Mr Benbow likes the new scheme but points out the most consequential change is the relaxation of the ownership of intellectual property.
This means if a New Zealand subsidiary of a global company is doing R&D in the country, it will be able to claim for this spending. This is in line with what most global R&D schemes do as well. A couple of countries, such as Singapore and Japan, have programmes that don’t require R&D to happen in-country to qualify but instead require the IP to ultimately reside there.
“The relaxing of these rules is one of the greatest opportunities for New Zealand to increase its overall R&D spend because multinationals are competing globally for R&D. There is probably a 10-20% cost saving of moving an R&D team to New Zealand anyway because of the low cost of doing business anyway, which now has a 15c tax credit on top.
“So, suddenly the cost of doing R&D in New Zealand is 20-30% better than in Australia. Multinationals will be seriously considering moving to New Zealand. There will be very little movement in the first year but, if the programme is sustainable, then by the second year there we can expect an acceleration of R&D in New Zealand,” Mr Benbow says.
Two approaches
Mr Benbow says not only is the final New Zealand policy in excellent shape but also Wellington’s process of building is far superior to Canberra’s.
“New Zealand approaches these things differently from Australia. Let’s just say Australia has an idea behind closed doors, someone writes legislation which is eventually put into Parliament, no one in the private sector sees it, and then it gets debated on for three years but they never pass it. So, to see open discussions from the beginning in New Zealand has made a huge difference.”
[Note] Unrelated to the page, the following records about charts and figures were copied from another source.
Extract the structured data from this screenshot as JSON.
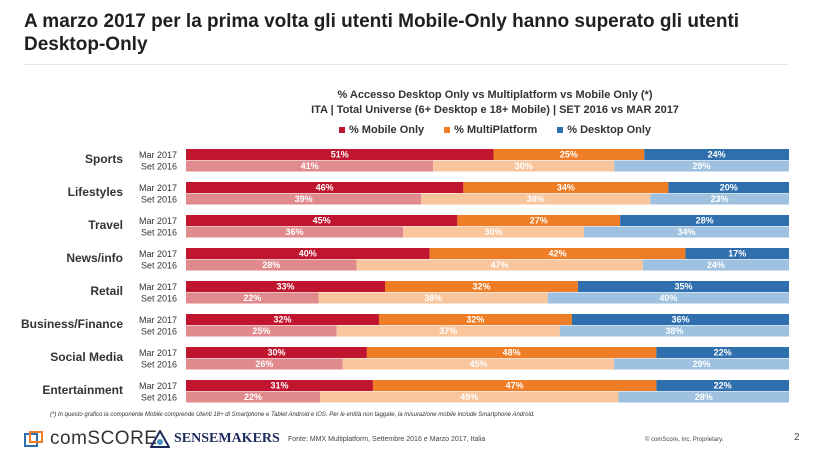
{
  "title": "A marzo 2017 per la prima volta gli utenti Mobile-Only hanno superato gli utenti Desktop-Only",
  "chart_data": {
    "type": "bar",
    "orientation": "horizontal-stacked-100",
    "title": "% Accesso Desktop Only vs Multiplatform vs Mobile Only (*)",
    "subtitle": "ITA | Total Universe (6+ Desktop e 18+ Mobile) | SET 2016 vs MAR 2017",
    "legend": [
      "% Mobile Only",
      "% MultiPlatform",
      "% Desktop Only"
    ],
    "legend_position": "top",
    "periods": [
      "Mar 2017",
      "Set 2016"
    ],
    "colors": {
      "Mar 2017": [
        "#c0152f",
        "#ee7d26",
        "#2f6fad"
      ],
      "Set 2016": [
        "#e08a8e",
        "#f9c59c",
        "#9ec1df"
      ]
    },
    "categories": [
      "Sports",
      "Lifestyles",
      "Travel",
      "News/info",
      "Retail",
      "Business/Finance",
      "Social Media",
      "Entertainment"
    ],
    "series": [
      {
        "name": "Mar 2017",
        "values": [
          [
            51,
            25,
            24
          ],
          [
            46,
            34,
            20
          ],
          [
            45,
            27,
            28
          ],
          [
            40,
            42,
            17
          ],
          [
            33,
            32,
            35
          ],
          [
            32,
            32,
            36
          ],
          [
            30,
            48,
            22
          ],
          [
            31,
            47,
            22
          ]
        ]
      },
      {
        "name": "Set 2016",
        "values": [
          [
            41,
            30,
            29
          ],
          [
            39,
            38,
            23
          ],
          [
            36,
            30,
            34
          ],
          [
            28,
            47,
            24
          ],
          [
            22,
            38,
            40
          ],
          [
            25,
            37,
            38
          ],
          [
            26,
            45,
            29
          ],
          [
            22,
            49,
            28
          ]
        ]
      }
    ],
    "value_suffix": "%"
  },
  "footnote": "(*) In questo grafico la componente Mobile comprende Utenti 18+ di Smartphone e Tablet Android e iOS. Per le entità non taggate, la misurazione mobile include Smartphone Android.",
  "footer": {
    "brand1": "comSCORE.",
    "brand2": "SENSEMAKERS",
    "source": "Fonte: MMX Multiplatform, Settembre 2016 e Marzo 2017, Italia",
    "copyright": "© comScore, Inc. Proprietary.",
    "page": "2"
  }
}
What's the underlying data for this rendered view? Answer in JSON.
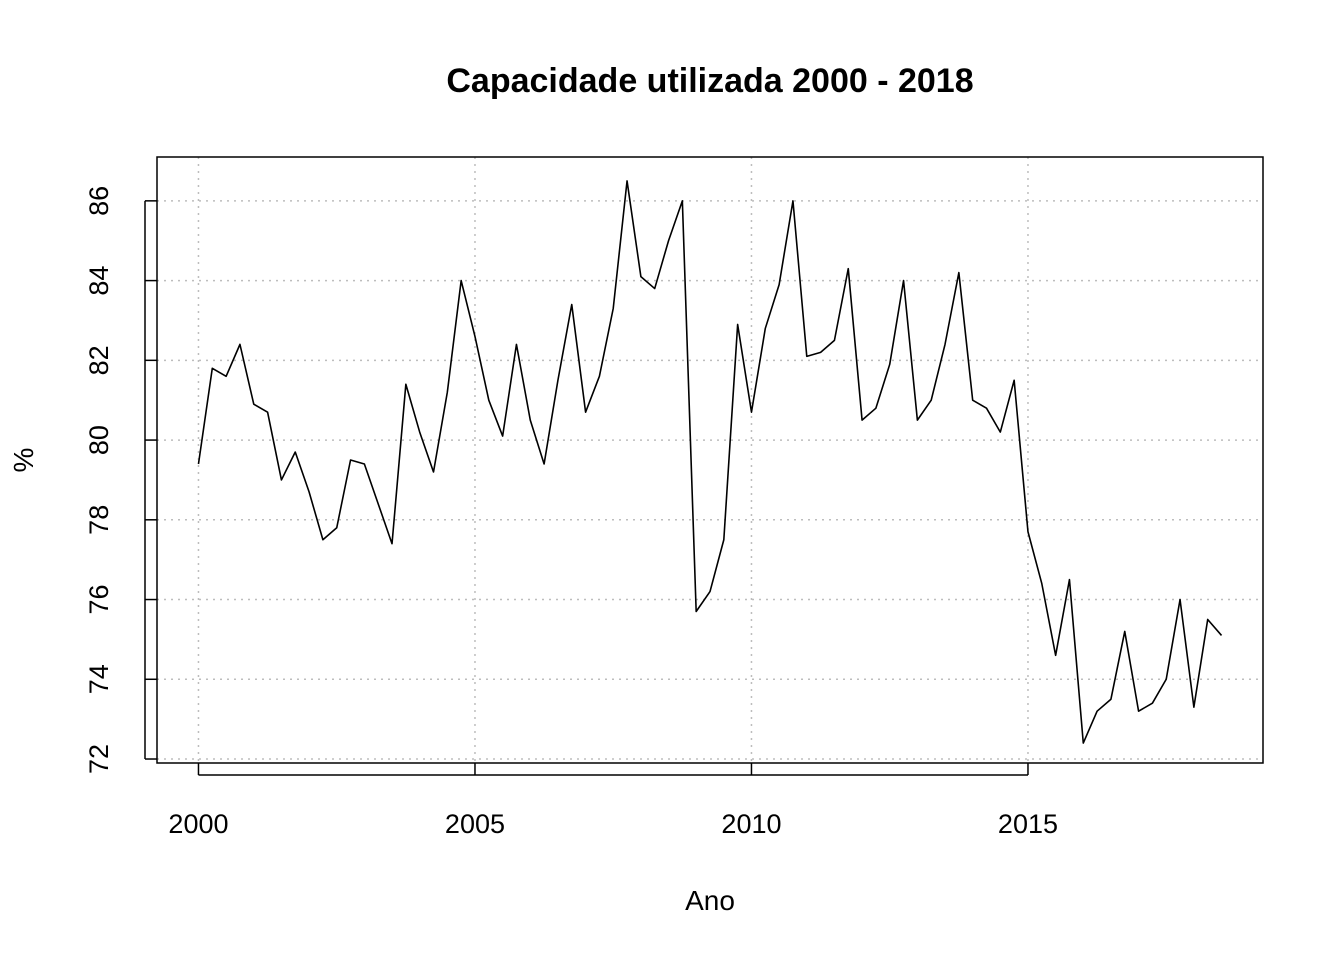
{
  "chart_data": {
    "type": "line",
    "title": "Capacidade utilizada 2000 - 2018",
    "xlabel": "Ano",
    "ylabel": "%",
    "xlim": [
      1999.25,
      2019.25
    ],
    "ylim": [
      71.9,
      87.1
    ],
    "x_ticks": [
      2000,
      2005,
      2010,
      2015
    ],
    "y_ticks": [
      72,
      74,
      76,
      78,
      80,
      82,
      84,
      86
    ],
    "grid": true,
    "legend": "none",
    "x_start": 2000,
    "x_step": 0.25,
    "series": [
      {
        "values": [
          79.4,
          81.8,
          81.6,
          82.4,
          80.9,
          80.7,
          79.0,
          79.7,
          78.7,
          77.5,
          77.8,
          79.5,
          79.4,
          78.4,
          77.4,
          81.4,
          80.2,
          79.2,
          81.2,
          84.0,
          82.6,
          81.0,
          80.1,
          82.4,
          80.5,
          79.4,
          81.5,
          83.4,
          80.7,
          81.6,
          83.3,
          86.5,
          84.1,
          83.8,
          85.0,
          86.0,
          75.7,
          76.2,
          77.5,
          82.9,
          80.7,
          82.8,
          83.9,
          86.0,
          82.1,
          82.2,
          82.5,
          84.3,
          80.5,
          80.8,
          81.9,
          84.0,
          80.5,
          81.0,
          82.4,
          84.2,
          81.0,
          80.8,
          80.2,
          81.5,
          77.7,
          76.4,
          74.6,
          76.5,
          72.4,
          73.2,
          73.5,
          75.2,
          73.2,
          73.4,
          74.0,
          76.0,
          73.3,
          75.5,
          75.1
        ]
      }
    ]
  }
}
He says the increase to 15% is a “smart move politically” and, crucially, isn’t worse than the 14.5% companies would have received if they were a Callaghan Growth Grant recipient.
“It’s difficult to compare this figure with Australia because there are a lot of different mechanisms that go into R&D tax. But in Australia, the R&D tax rates are 38.5c and 43.5c, which seems a whole lot more, but the way it mechanically works over there is that a business foregoes its normal tax deduction and instead gets a tax credit of the base plus an additional R&D uplift.
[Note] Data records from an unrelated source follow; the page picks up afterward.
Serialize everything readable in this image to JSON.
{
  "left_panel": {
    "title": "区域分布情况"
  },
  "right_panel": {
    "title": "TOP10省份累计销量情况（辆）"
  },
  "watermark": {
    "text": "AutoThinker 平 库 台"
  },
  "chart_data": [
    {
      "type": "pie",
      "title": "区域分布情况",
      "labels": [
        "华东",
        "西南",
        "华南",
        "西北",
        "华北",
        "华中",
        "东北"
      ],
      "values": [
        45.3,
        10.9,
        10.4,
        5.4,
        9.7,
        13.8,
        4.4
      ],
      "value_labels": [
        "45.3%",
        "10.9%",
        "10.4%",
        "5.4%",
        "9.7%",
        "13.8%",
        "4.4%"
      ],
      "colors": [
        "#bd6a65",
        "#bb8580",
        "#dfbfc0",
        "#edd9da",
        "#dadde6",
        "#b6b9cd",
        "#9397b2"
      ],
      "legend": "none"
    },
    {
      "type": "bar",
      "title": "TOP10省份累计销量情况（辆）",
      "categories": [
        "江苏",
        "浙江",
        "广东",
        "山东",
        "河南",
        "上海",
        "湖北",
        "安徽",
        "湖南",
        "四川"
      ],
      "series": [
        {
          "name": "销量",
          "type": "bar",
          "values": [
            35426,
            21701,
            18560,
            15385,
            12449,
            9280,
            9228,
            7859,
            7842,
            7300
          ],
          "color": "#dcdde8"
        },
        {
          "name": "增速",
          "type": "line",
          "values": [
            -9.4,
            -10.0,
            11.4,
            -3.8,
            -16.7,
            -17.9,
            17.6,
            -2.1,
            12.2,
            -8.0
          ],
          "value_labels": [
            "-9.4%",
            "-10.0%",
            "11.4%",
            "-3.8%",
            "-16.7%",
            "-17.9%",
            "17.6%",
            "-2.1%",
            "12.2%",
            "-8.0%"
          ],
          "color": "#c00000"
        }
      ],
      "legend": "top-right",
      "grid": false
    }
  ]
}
“And in the UK, companies can get an R&D tax credit of 14% but then they also have to pay tax on that. So, you can’t really compare like with like. But globally the decision of 15% for large companies is very competitive – in fact, it may be too competitive, but we’ll wait and see. However, it will be right in the ballpark for SMEs,” Dr Benbow says.
Chris Nave, principal executive of the Australia-based Medical Research Commercialisation Fund, says capital markets in New Zealand are generally thin and this scheme will encourage more startups.
“It lowers the bar for capital to arrive. Our VC fund is usually the first dollar in and the last dollar out of startups. So, having the government alongside you when that risk is greatest enables you to invest more, and also allows you to take on more opportunities.
“And it’s not only good for attracting offshore companies to New Zealand but it also gives local companies both large and small the confidence to spend on R&D. We know that countries which spend the most on R&D are the ones that perform the best. This will have a profound impact on the ecosystem."
But, while the government should be applauded, Dr Nave thinks it can do more.
“I compare it to our experience in Australia where we are also an active investor. For every dollar in R&D in Australia, companies get a 43.5% cash rebate. And if the company is non-tax paying and is still developing its product, app or a new drug, then the government actually becomes an investor alongside private investors.
“From New Zealand’s perspective, corporations right now only spend on average 1.3% of their income on R&D, which is incredibly low for an OECD country. I think the New Zealand government keen to encourage a greater spend but at the same time encourage true startups that are years away from revenue,” he says.